Military training school installs over a hundred boiler-load optimisers

Sabien, boiler, space heating, dry cycling

A 12% reduction in energy consumption is expected at a military training school following the installation of over a hundred Sabien M2G intelligent boiler-load optimisers. The return on investment is within 1.4 years. HMS Sultan is the home of the Defence School of Marine Engineering and the Royal Naval Air Engineering & Survival School.

The M2G units, 111 of them, were installed as part of a wider-ranging programme of energy-conservation measures carried out by facilities-management company Babcock International. Overall cost savings of over £2 million have been achieved.

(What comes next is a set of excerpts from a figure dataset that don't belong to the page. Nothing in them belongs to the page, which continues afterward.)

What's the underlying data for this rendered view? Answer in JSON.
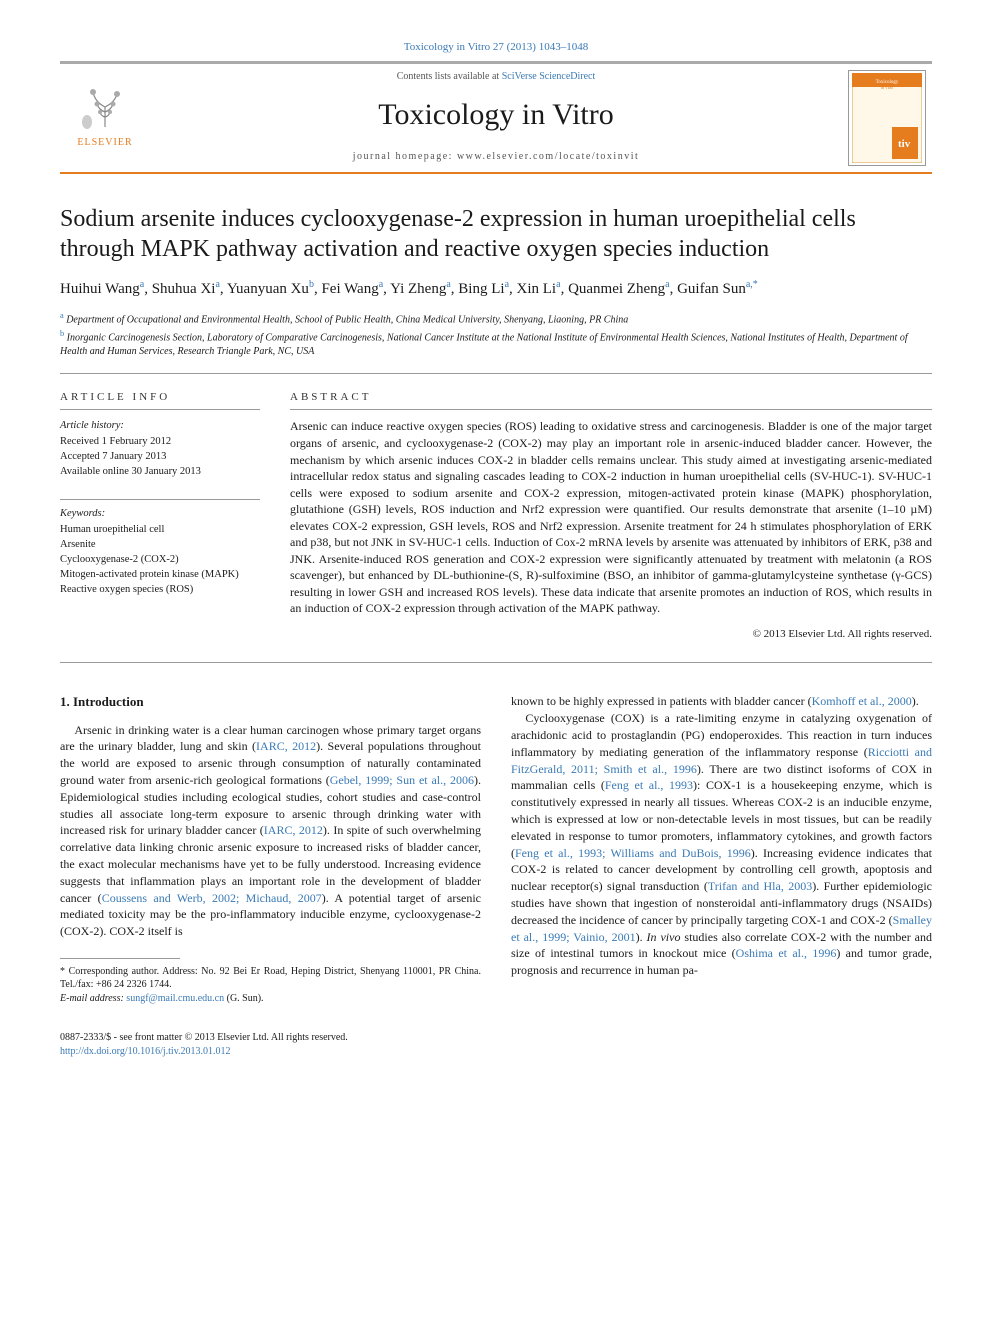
{
  "citation": "Toxicology in Vitro 27 (2013) 1043–1048",
  "header": {
    "publisher": "ELSEVIER",
    "contents_prefix": "Contents lists available at ",
    "contents_link": "SciVerse ScienceDirect",
    "journal": "Toxicology in Vitro",
    "homepage_prefix": "journal homepage: ",
    "homepage": "www.elsevier.com/locate/toxinvit",
    "cover_label": "Toxicology in Vitro"
  },
  "title": "Sodium arsenite induces cyclooxygenase-2 expression in human uroepithelial cells through MAPK pathway activation and reactive oxygen species induction",
  "authors_html": "Huihui Wang<sup>a</sup>, Shuhua Xi<sup>a</sup>, Yuanyuan Xu<sup>b</sup>, Fei Wang<sup>a</sup>, Yi Zheng<sup>a</sup>, Bing Li<sup>a</sup>, Xin Li<sup>a</sup>, Quanmei Zheng<sup>a</sup>, Guifan Sun<sup>a,*</sup>",
  "affiliations": [
    {
      "sup": "a",
      "text": "Department of Occupational and Environmental Health, School of Public Health, China Medical University, Shenyang, Liaoning, PR China"
    },
    {
      "sup": "b",
      "text": "Inorganic Carcinogenesis Section, Laboratory of Comparative Carcinogenesis, National Cancer Institute at the National Institute of Environmental Health Sciences, National Institutes of Health, Department of Health and Human Services, Research Triangle Park, NC, USA"
    }
  ],
  "info_head": "ARTICLE INFO",
  "abstract_head": "ABSTRACT",
  "history": {
    "label": "Article history:",
    "received": "Received 1 February 2012",
    "accepted": "Accepted 7 January 2013",
    "online": "Available online 30 January 2013"
  },
  "keywords": {
    "label": "Keywords:",
    "items": [
      "Human uroepithelial cell",
      "Arsenite",
      "Cyclooxygenase-2 (COX-2)",
      "Mitogen-activated protein kinase (MAPK)",
      "Reactive oxygen species (ROS)"
    ]
  },
  "abstract": "Arsenic can induce reactive oxygen species (ROS) leading to oxidative stress and carcinogenesis. Bladder is one of the major target organs of arsenic, and cyclooxygenase-2 (COX-2) may play an important role in arsenic-induced bladder cancer. However, the mechanism by which arsenic induces COX-2 in bladder cells remains unclear. This study aimed at investigating arsenic-mediated intracellular redox status and signaling cascades leading to COX-2 induction in human uroepithelial cells (SV-HUC-1). SV-HUC-1 cells were exposed to sodium arsenite and COX-2 expression, mitogen-activated protein kinase (MAPK) phosphorylation, glutathione (GSH) levels, ROS induction and Nrf2 expression were quantified. Our results demonstrate that arsenite (1–10 µM) elevates COX-2 expression, GSH levels, ROS and Nrf2 expression. Arsenite treatment for 24 h stimulates phosphorylation of ERK and p38, but not JNK in SV-HUC-1 cells. Induction of Cox-2 mRNA levels by arsenite was attenuated by inhibitors of ERK, p38 and JNK. Arsenite-induced ROS generation and COX-2 expression were significantly attenuated by treatment with melatonin (a ROS scavenger), but enhanced by DL-buthionine-(S, R)-sulfoximine (BSO, an inhibitor of gamma-glutamylcysteine synthetase (γ-GCS) resulting in lower GSH and increased ROS levels). These data indicate that arsenite promotes an induction of ROS, which results in an induction of COX-2 expression through activation of the MAPK pathway.",
  "copyright": "© 2013 Elsevier Ltd. All rights reserved.",
  "intro": {
    "heading": "1. Introduction",
    "col1_p1": "Arsenic in drinking water is a clear human carcinogen whose primary target organs are the urinary bladder, lung and skin (<span class='cite'>IARC, 2012</span>). Several populations throughout the world are exposed to arsenic through consumption of naturally contaminated ground water from arsenic-rich geological formations (<span class='cite'>Gebel, 1999; Sun et al., 2006</span>). Epidemiological studies including ecological studies, cohort studies and case-control studies all associate long-term exposure to arsenic through drinking water with increased risk for urinary bladder cancer (<span class='cite'>IARC, 2012</span>). In spite of such overwhelming correlative data linking chronic arsenic exposure to increased risks of bladder cancer, the exact molecular mechanisms have yet to be fully understood. Increasing evidence suggests that inflammation plays an important role in the development of bladder cancer (<span class='cite'>Coussens and Werb, 2002; Michaud, 2007</span>). A potential target of arsenic mediated toxicity may be the pro-inflammatory inducible enzyme, cyclooxygenase-2 (COX-2). COX-2 itself is",
    "col2_p1": "known to be highly expressed in patients with bladder cancer (<span class='cite'>Komhoff et al., 2000</span>).",
    "col2_p2": "Cyclooxygenase (COX) is a rate-limiting enzyme in catalyzing oxygenation of arachidonic acid to prostaglandin (PG) endoperoxides. This reaction in turn induces inflammatory by mediating generation of the inflammatory response (<span class='cite'>Ricciotti and FitzGerald, 2011; Smith et al., 1996</span>). There are two distinct isoforms of COX in mammalian cells (<span class='cite'>Feng et al., 1993</span>): COX-1 is a housekeeping enzyme, which is constitutively expressed in nearly all tissues. Whereas COX-2 is an inducible enzyme, which is expressed at low or non-detectable levels in most tissues, but can be readily elevated in response to tumor promoters, inflammatory cytokines, and growth factors (<span class='cite'>Feng et al., 1993; Williams and DuBois, 1996</span>). Increasing evidence indicates that COX-2 is related to cancer development by controlling cell growth, apoptosis and nuclear receptor(s) signal transduction (<span class='cite'>Trifan and Hla, 2003</span>). Further epidemiologic studies have shown that ingestion of nonsteroidal anti-inflammatory drugs (NSAIDs) decreased the incidence of cancer by principally targeting COX-1 and COX-2 (<span class='cite'>Smalley et al., 1999; Vainio, 2001</span>). <i>In vivo</i> studies also correlate COX-2 with the number and size of intestinal tumors in knockout mice (<span class='cite'>Oshima et al., 1996</span>) and tumor grade, prognosis and recurrence in human pa-"
  },
  "footnotes": {
    "corresponding": "* Corresponding author. Address: No. 92 Bei Er Road, Heping District, Shenyang 110001, PR China. Tel./fax: +86 24 2326 1744.",
    "email_label": "E-mail address: ",
    "email": "sungf@mail.cmu.edu.cn",
    "email_suffix": " (G. Sun)."
  },
  "bottom": {
    "left1": "0887-2333/$ - see front matter © 2013 Elsevier Ltd. All rights reserved.",
    "left2": "http://dx.doi.org/10.1016/j.tiv.2013.01.012"
  },
  "colors": {
    "orange": "#e57c1e",
    "link": "#3a7ab5",
    "rule": "#999999"
  }
}
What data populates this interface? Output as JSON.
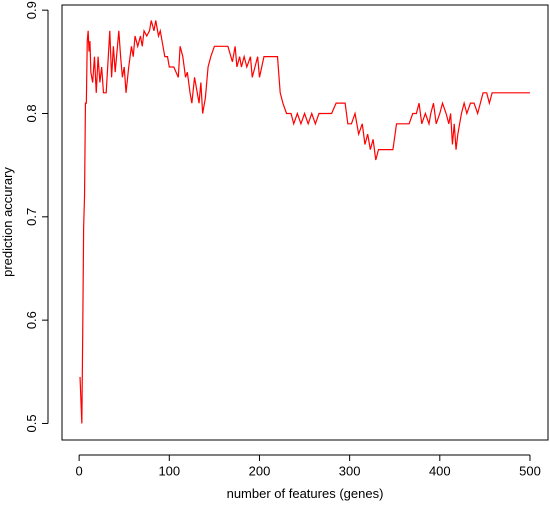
{
  "chart_data": {
    "type": "line",
    "xlabel": "number of features (genes)",
    "ylabel": "prediction accurary",
    "color": "#ff0000",
    "x": [
      1,
      3,
      4,
      5,
      6,
      7,
      8,
      9,
      10,
      11,
      12,
      13,
      15,
      17,
      19,
      21,
      23,
      25,
      27,
      30,
      32,
      34,
      36,
      38,
      40,
      42,
      44,
      46,
      48,
      50,
      52,
      55,
      58,
      60,
      62,
      65,
      68,
      70,
      72,
      75,
      78,
      80,
      83,
      85,
      88,
      90,
      93,
      95,
      98,
      100,
      105,
      110,
      112,
      115,
      118,
      120,
      123,
      125,
      128,
      130,
      133,
      135,
      137,
      140,
      143,
      146,
      150,
      155,
      160,
      165,
      170,
      173,
      175,
      178,
      180,
      183,
      186,
      190,
      192,
      195,
      198,
      200,
      205,
      210,
      215,
      220,
      223,
      226,
      230,
      235,
      238,
      242,
      246,
      250,
      254,
      258,
      262,
      266,
      270,
      275,
      280,
      285,
      290,
      295,
      298,
      302,
      306,
      310,
      314,
      317,
      320,
      323,
      326,
      329,
      332,
      340,
      348,
      352,
      360,
      366,
      370,
      374,
      377,
      380,
      384,
      388,
      390,
      393,
      396,
      400,
      403,
      407,
      410,
      412,
      414,
      416,
      418,
      420,
      422,
      424,
      427,
      430,
      434,
      438,
      442,
      445,
      448,
      452,
      455,
      458,
      470,
      500
    ],
    "values": [
      0.545,
      0.5,
      0.59,
      0.69,
      0.72,
      0.81,
      0.81,
      0.87,
      0.88,
      0.86,
      0.87,
      0.84,
      0.83,
      0.855,
      0.82,
      0.855,
      0.83,
      0.845,
      0.82,
      0.82,
      0.85,
      0.88,
      0.835,
      0.865,
      0.84,
      0.86,
      0.88,
      0.855,
      0.835,
      0.845,
      0.82,
      0.845,
      0.865,
      0.855,
      0.875,
      0.865,
      0.875,
      0.865,
      0.88,
      0.875,
      0.88,
      0.89,
      0.88,
      0.89,
      0.875,
      0.88,
      0.865,
      0.855,
      0.855,
      0.845,
      0.845,
      0.835,
      0.865,
      0.855,
      0.835,
      0.84,
      0.82,
      0.81,
      0.835,
      0.825,
      0.81,
      0.83,
      0.8,
      0.815,
      0.845,
      0.855,
      0.865,
      0.865,
      0.865,
      0.865,
      0.85,
      0.865,
      0.845,
      0.855,
      0.845,
      0.855,
      0.845,
      0.855,
      0.835,
      0.845,
      0.855,
      0.835,
      0.855,
      0.855,
      0.855,
      0.855,
      0.82,
      0.81,
      0.8,
      0.8,
      0.79,
      0.8,
      0.79,
      0.8,
      0.79,
      0.8,
      0.79,
      0.8,
      0.8,
      0.8,
      0.8,
      0.81,
      0.81,
      0.81,
      0.79,
      0.79,
      0.8,
      0.78,
      0.79,
      0.77,
      0.78,
      0.765,
      0.775,
      0.755,
      0.765,
      0.765,
      0.765,
      0.79,
      0.79,
      0.79,
      0.8,
      0.8,
      0.81,
      0.79,
      0.8,
      0.79,
      0.8,
      0.81,
      0.79,
      0.8,
      0.81,
      0.8,
      0.79,
      0.8,
      0.77,
      0.79,
      0.765,
      0.78,
      0.79,
      0.8,
      0.81,
      0.8,
      0.81,
      0.81,
      0.8,
      0.81,
      0.82,
      0.82,
      0.81,
      0.82,
      0.82,
      0.82
    ],
    "xlim": [
      -19,
      520
    ],
    "ylim": [
      0.484,
      0.905
    ],
    "xticks": [
      0,
      100,
      200,
      300,
      400,
      500
    ],
    "yticks": [
      0.5,
      0.6,
      0.7,
      0.8,
      0.9
    ]
  }
}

Glenn Chatwood, environment and energy manager, explains, ‘Initially we evaluated the performance of M2G on the three boilers in the JRAC building, as these had high gas consumption. Once these results had proved the savings, we rolled the solution out to the remaining 108 boilers on the HMS Sultan estate.’

The evaluation involved comparing gas consumption for four months after installation with data for 12 months before installation, correcting results using degree-day data.

Across the estate, the savings amount to £126 000 a year and 1000 t of CO2 emissions.

The day-to-day management of the project was entrusted to Sabien.

M2G integrates and complements any building-management system, including controls such as weather compensation, boiler sequencing and optimum start. By fine tuning each boiler to address boiler dry cycling, M2G delivers additional cost savings and carbon reductions over and above existing building and boiler controls.